Fortunately, states have the power to implement ranked choice voting at all three levels of government. They can do this either by legislative action or by ballot initiative. Ballot initiatives should be our preferred strategy wherever possible. In addition to being considerably easier to pass, the likelihood of state legislatures implementing ranked choice will drastically increase if a wave of states begin to implement it via ballot initiative, as happened with marijuana legalization. About half of all states allow directly initiated statutes or constitutional amendments, though the specifics vary. In addition, a large number of cities, even some in non-initiative states, allow directly initiated changes to their municipal laws (New York City is one example). In these jurisdictions, DSA should coordinate with electoral reform groups like FairVote, good governance groups like the League of Women Voters, and third parties like the Greens and even the Libertarians to place ranked choice on the ballot wherever and whenever possible.

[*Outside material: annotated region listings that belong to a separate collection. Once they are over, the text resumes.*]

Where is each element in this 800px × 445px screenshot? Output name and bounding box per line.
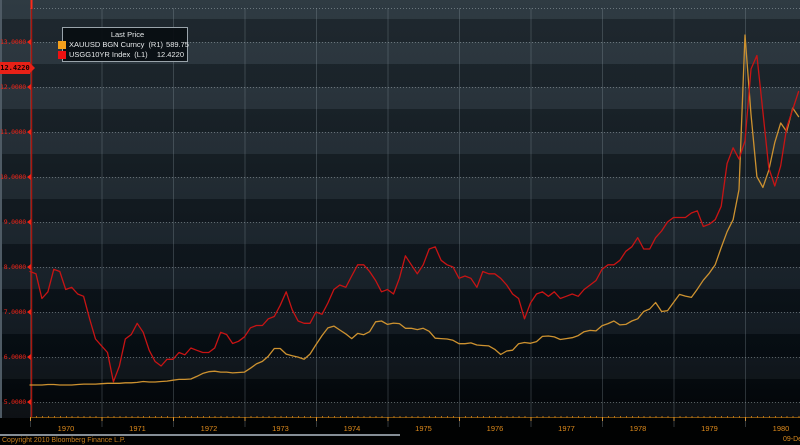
axis-tick-arrow-icon <box>27 84 31 90</box>
axis-tick-arrow-icon <box>27 129 31 135</box>
bloomberg-chart-window: 13.0000 12.0000 11.0000 10.0000 9.0000 8.0000… <box>0 0 800 445</box>
y-axis-label: 11.0000 <box>0 127 31 137</box>
x-axis-label: 1980 <box>772 424 790 433</box>
x-axis-label: 1972 <box>200 424 218 433</box>
chart-plot-area[interactable] <box>0 0 800 445</box>
y-axis-label: 12.0000 <box>0 82 31 92</box>
axis-tick-arrow-icon <box>27 174 31 180</box>
x-axis-label: 1973 <box>272 424 289 433</box>
y-axis-label: 8.0000 <box>0 262 31 272</box>
x-axis-label: 1977 <box>558 424 575 433</box>
last-price-marker: 12.4220 <box>0 62 35 74</box>
legend[interactable]: Last Price XAUUSD BGN Curncy (R1) 589.75… <box>58 27 189 62</box>
x-axis-label: 1975 <box>415 424 432 433</box>
y-axis-label: 10.0000 <box>0 172 31 182</box>
y-axis-label: 9.0000 <box>0 217 31 227</box>
clipped-date-text: 09-De <box>783 436 800 443</box>
legend-series-name: USGG10YR Index <box>69 50 131 59</box>
legend-series-scale: (R1) <box>148 40 164 49</box>
legend-item-xauusd[interactable]: XAUUSD BGN Curncy (R1) 589.75 <box>58 40 189 49</box>
axis-tick-arrow-icon <box>27 399 31 405</box>
axis-tick-arrow-icon <box>27 354 31 360</box>
x-axis-label: 1974 <box>343 424 361 433</box>
legend-series-value: 589.75 <box>166 40 189 49</box>
legend-series-value: 12.4220 <box>156 50 184 59</box>
axis-tick-arrow-icon <box>27 39 31 45</box>
x-axis-label: 1979 <box>701 424 718 433</box>
x-axis-label: 1970 <box>57 424 75 433</box>
window-separator-line <box>0 434 400 436</box>
y-axis-label: 7.0000 <box>0 307 31 317</box>
x-axis-label: 1971 <box>129 424 146 433</box>
axis-tick-arrow-icon <box>27 264 31 270</box>
axis-tick-arrow-icon <box>27 219 31 225</box>
axis-tick-arrow-icon <box>27 309 31 315</box>
legend-title: Last Price <box>110 30 145 39</box>
copyright-text: Copyright 2010 Bloomberg Finance L.P. <box>2 437 126 444</box>
legend-series-scale: (L1) <box>134 50 148 59</box>
usgg10yr-swatch-icon <box>58 50 66 59</box>
y-axis-label: 13.0000 <box>0 37 31 47</box>
legend-item-usgg10yr[interactable]: USGG10YR Index (L1) 12.4220 <box>58 50 184 59</box>
x-axis-label: 1976 <box>486 424 504 433</box>
series-line-usgg10yr[interactable] <box>29 54 800 383</box>
y-axis-label: 6.0000 <box>0 352 31 362</box>
y-axis-label: 5.0000 <box>0 397 31 407</box>
x-axis-label: 1978 <box>629 424 647 433</box>
legend-series-name: XAUUSD BGN Curncy <box>69 40 145 49</box>
xauusd-swatch-icon <box>58 40 66 49</box>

State legislatures may be easier to influence than Congress, but convincing politicians in states without ballot initiatives to vote themselves more competition is going to be a heavy lift. Still, popular disdain for the two-party system is such that we shouldn’t rule out the possibility that we could implement it at the state level even in those states, particularly if the system begins to gain traction in ballot initiative states first.

A National Campaign?

DSA should make support for legislative action to eliminate FPTP (at all three levels of government) a non-negotiable condition of candidate endorsement. A DSA electoral reform task force could be supplemented by internal structures to facilitate communication and coordination between chapters within the same state on electoral reform initiatives.

We should go further, however, and construct a fully-fledged issue campaign around electoral reform similar to the DSA Medicare for All campaign. The general public has started to become aware that something is wrong with our voting system, as evidenced by the sudden success not only of the Maine ballot initiative but also of the campaign for an anti-gerrymandering initiative in Michigan. Over 60% of the population believes the two party system is inadequate, and a nationwide campaign explicitly oriented around ending it has the potential to find a receptive audience among the millions of Americans who have become disenchanted with our present politics.

Rather than endlessly argue over the pros and cons of working inside the Democratic Party, let’s fight for a political system where a true workers’ party can take root.